Around Legends Casino Hotel, you’ll notice symbols and objects that are part of the Yakama Nation culture. Don’t miss the opportunity to learn more about the early Yakama people as well as the 13 other bands and tribes that comprise the Yakama Nation at the Yakama Nation Museum. Lifesize dwellings of Plateau People, and dioramas and exhibits help tell the story of the Yakama people.
In a treaty in 1855 with the U.S. federal government, the Yakama and other tribes of this region ceded nearly twelve million acres of land in exchange for federal recognition, a vastly smaller reservation, $200,000 paid out over decades and two schools. The museum tells more of the story of this contract between the Yakama Nation and the U.S. government.
One of the life stories not to miss at the museum is that of Nipo Tach Num Strongheart, an honorary member of the Yakama Nation, who at age 11 in 1902 performed as a trick horseback rider for Buffalo Bill’s Wild West Show. At age 14 in 1912, he would appear in his first motion picture in the incipient movie industry.
Perhaps the first thing that any visitor will notice when driving to legends in the town of Toppenish is the number and stunning quality of murals throughout town. Nearly eighty murals throughout the Western-themed town tell the history of the area. Strictly vetted for historical accuracy, these murals depict scenes from 1840 to 1940 and begin with “Clearing the Land,” a striking composition of a white settler and horse rigorously plowing and burning brush for farmland in the foreground, with tipis passively in the background.
The Toppenish mural program began in 1989 as part of a Washington State centennial celebration. Local stakeholders gathered and created the concept of a mural-in-a-day through which a dozen or more artists would together paint one large mural that has been approved by the local Mural Society.

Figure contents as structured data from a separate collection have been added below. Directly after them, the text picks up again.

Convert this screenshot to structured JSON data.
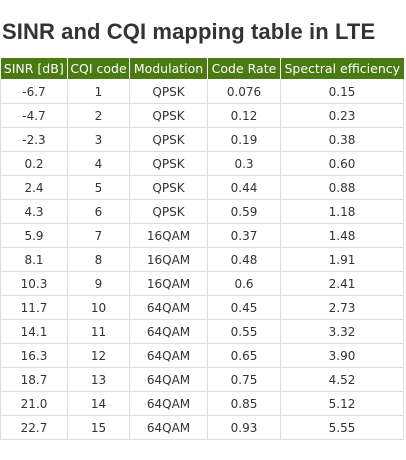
{
  "title": "SINR and CQI mapping table in LTE",
  "colors": {
    "header_bg": "#4a7a12",
    "header_text": "#ffffff",
    "title_text": "#333333",
    "grid_line": "#dddddd"
  },
  "table": {
    "columns": [
      "SINR [dB]",
      "CQI code",
      "Modulation",
      "Code Rate",
      "Spectral efficiency"
    ],
    "rows": [
      [
        "-6.7",
        "1",
        "QPSK",
        "0.076",
        "0.15"
      ],
      [
        "-4.7",
        "2",
        "QPSK",
        "0.12",
        "0.23"
      ],
      [
        "-2.3",
        "3",
        "QPSK",
        "0.19",
        "0.38"
      ],
      [
        "0.2",
        "4",
        "QPSK",
        "0.3",
        "0.60"
      ],
      [
        "2.4",
        "5",
        "QPSK",
        "0.44",
        "0.88"
      ],
      [
        "4.3",
        "6",
        "QPSK",
        "0.59",
        "1.18"
      ],
      [
        "5.9",
        "7",
        "16QAM",
        "0.37",
        "1.48"
      ],
      [
        "8.1",
        "8",
        "16QAM",
        "0.48",
        "1.91"
      ],
      [
        "10.3",
        "9",
        "16QAM",
        "0.6",
        "2.41"
      ],
      [
        "11.7",
        "10",
        "64QAM",
        "0.45",
        "2.73"
      ],
      [
        "14.1",
        "11",
        "64QAM",
        "0.55",
        "3.32"
      ],
      [
        "16.3",
        "12",
        "64QAM",
        "0.65",
        "3.90"
      ],
      [
        "18.7",
        "13",
        "64QAM",
        "0.75",
        "4.52"
      ],
      [
        "21.0",
        "14",
        "64QAM",
        "0.85",
        "5.12"
      ],
      [
        "22.7",
        "15",
        "64QAM",
        "0.93",
        "5.55"
      ]
    ]
  }
}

Another outing from Legends is the American Hops Museum. Any craft beer drinker knows that Washington is by far the biggest hops producer than any other state. It seems only fitting then that the American Hop Museum is in the heart of Yakima Valley, from where 75 percent of the United States’ hop production comes. Become a more educated consumer and learn about the history of hop production and the intricacies of the humulus lupulus, which is the basis for so much happiness and employment throughout the Pacific Northwest.
When your Toppenish tour is done, head back to Legends for an evening of good luck at the tables and slots and pleasant rooms to retire to at the end of a great night.